With 8 135GB mirrored disks you mean you have 16 disks (8 + 8) or 8 mirrored (4 + 4)?

Casper.
 

wessel

New Member
No the db’s run on the same server, however one was dumped and loaded on the old server and the other on the new.

I apologize, my calculation is incorrect. It should be that the entire area consists of 6656016 blocks, 256 records per block, which gives you 1.7billion records – for that area.

8 mirrored disks as in 4+4.

Wessel
 

Casper

ProgressTalk.com Moderator
Staff member
Hi Wessel,

I meant, that there are most probably not 256 rpb in that area because I suspect the average record size is bigger than the 16 bytes needed for 256 rpb.

Furthermore I think I would use more disks with less volume with databases of that size. The more disks the more IO's per second --> the better perfomance of the database and dump/load procedures for that database. You can only load as fast as IO's per second permit. I'll bet you have an IO-bottleneck with the dump/load procedures.

Normally you have AI on seperate disks form the db, that leaves you with only 1 disk per database, not the most optimum configuration, I suppose.

Tom knows lots more of this than me, so I hope he gives you good advice what to do.

Regards,

Casper.
 

TomBascom

Curmudgeon
wessel said:
Our db's are running on a HP Proliant server consisting of 4x3.2Ghz Xeon processors, 4 Gb memory, 8x135Gb Scsi 10000rpm – mirrored. We ar running Progress 91D, patch 9 on Red Hat Enterprise 3, Advanced Server


Ok, that helps set some background. When you say 8 disks are mirrored I'm assuming that that means that you have 4 disks "visible" from Progress' point of view?

Updating takes place when we need to drop or load fields, tables and indexes; or performance wise, when we zero the scatter factor. All these aren’t necessary now, seeing as it’s a new server.
Dropping tables is made substantially easier and faster by putting the table data into a dedicated area. Then you just "truncate area"...

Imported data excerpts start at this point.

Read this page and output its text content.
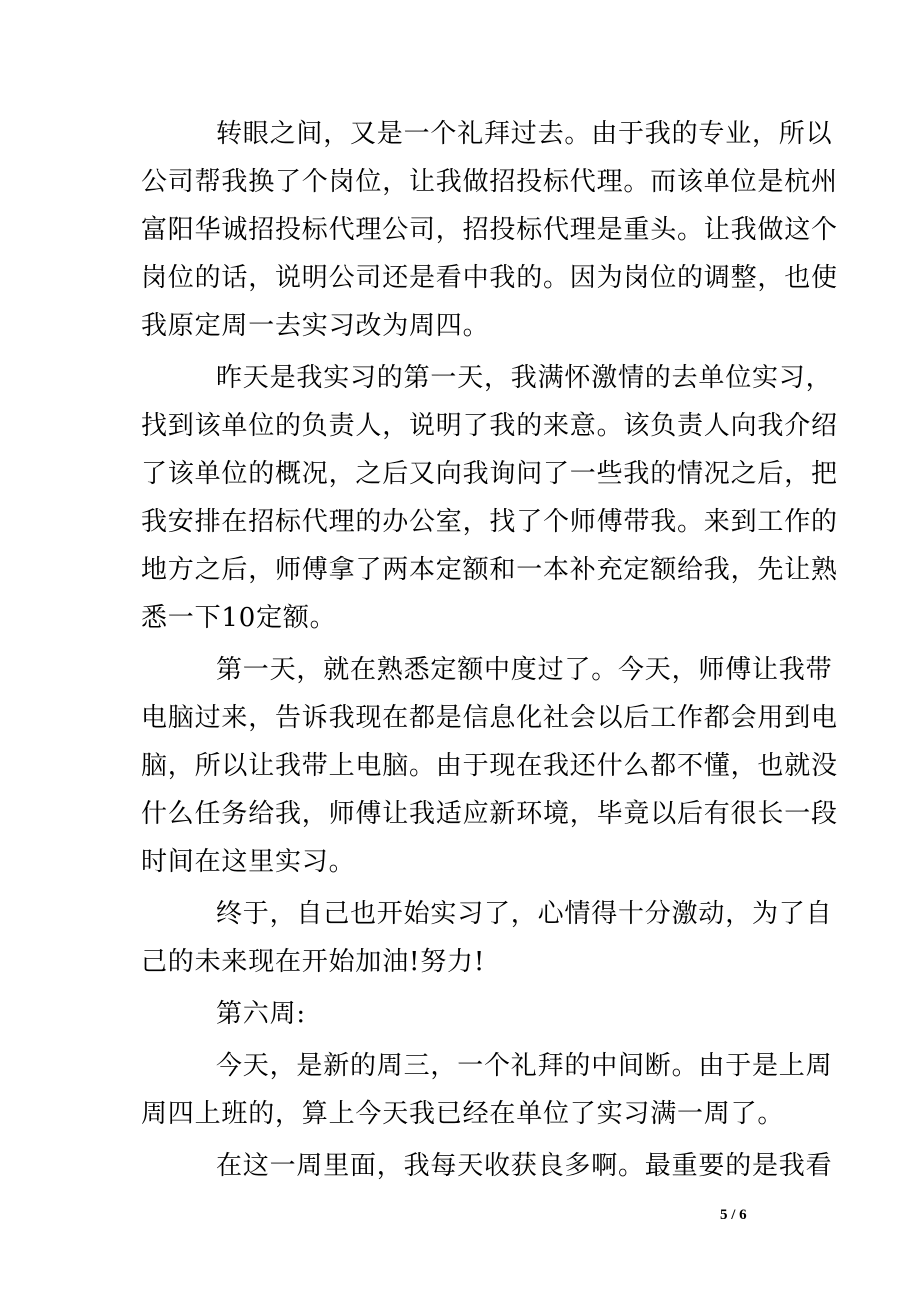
转眼之间，又是一个礼拜过去。由于我的专业，所以
公司帮我换了个岗位，让我做招投标代理。而该单位是杭州
富阳华诚招投标代理公司，招投标代理是重头。让我做这个
岗位的话，说明公司还是看中我的。因为岗位的调整，也使
我原定周一去实习改为周四。
昨天是我实习的第一天，我满怀激情的去单位实习，
找到该单位的负责人，说明了我的来意。该负责人向我介绍
了该单位的概况，之后又向我询问了一些我的情况之后，把
我安排在招标代理的办公室，找了个师傅带我。来到工作的
地方之后，师傅拿了两本定额和一本补充定额给我，先让熟
悉一下10定额。
第一天，就在熟悉定额中度过了。今天，师傅让我带
电脑过来，告诉我现在都是信息化社会以后工作都会用到电
脑，所以让我带上电脑。由于现在我还什么都不懂，也就没
什么任务给我，师傅让我适应新环境，毕竟以后有很长一段
时间在这里实习。
终于，自己也开始实习了，心情得十分激动，为了自
己的未来现在开始加油!努力!
第六周:
今天，是新的周三，一个礼拜的中间断。由于是上周
周四上班的，算上今天我已经在单位了实习满一周了。
在这一周里面，我每天收获良多啊。最重要的是我看
5 / 6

Loading data into new fields is a mass update -- very similar to the load phase of dumping and loading.
This process is going to be sensitive to all of the tuning that the load phase is sensitive too. The key programming "trick" is to consolidate updates into groups of records to minimize bi file activity. The default dump & load process, for instance, uses groups of 100 records. Other important bits are to isolate the bi file, turn off after imaging (turn it back on again after the update!), use a very large bi cluster size and, possibly, deactivate relevant indexes.

Zeroing the scatter factor can only be done by dumping and loading.

What happened is that when the new server was installed, we only got 4 days to finish the server.
The first db (70 GB), we started a bulk load on a Thursday evening and it completed on Sunday afternoon.

The second db (50 GB), we started Friday evening and had to can the process early Monday morning in order to restore a backup, to have the old db up and running business time, Monday morning.
That's a very long time for a dump and load of this size on that hardware. Bulk load is probably not a good option for you. I also suspect that you did not take good advantage of the potential for parallelism in your process and your hardware.

The reason for the dump and load is that the db’s were upgraded from a 1k-blocksize, 32 records per block, to a 4k-blocksize, 256 records per block db.

Rich Banville (Rich has been the engine crew's leader for quite a while now that Gus has moved on to bigger things...) just posted a very interesting bit on PEG about rows per block. I have been a big fan of "use 256 and stop worrying" for a long time but he has raised some good points.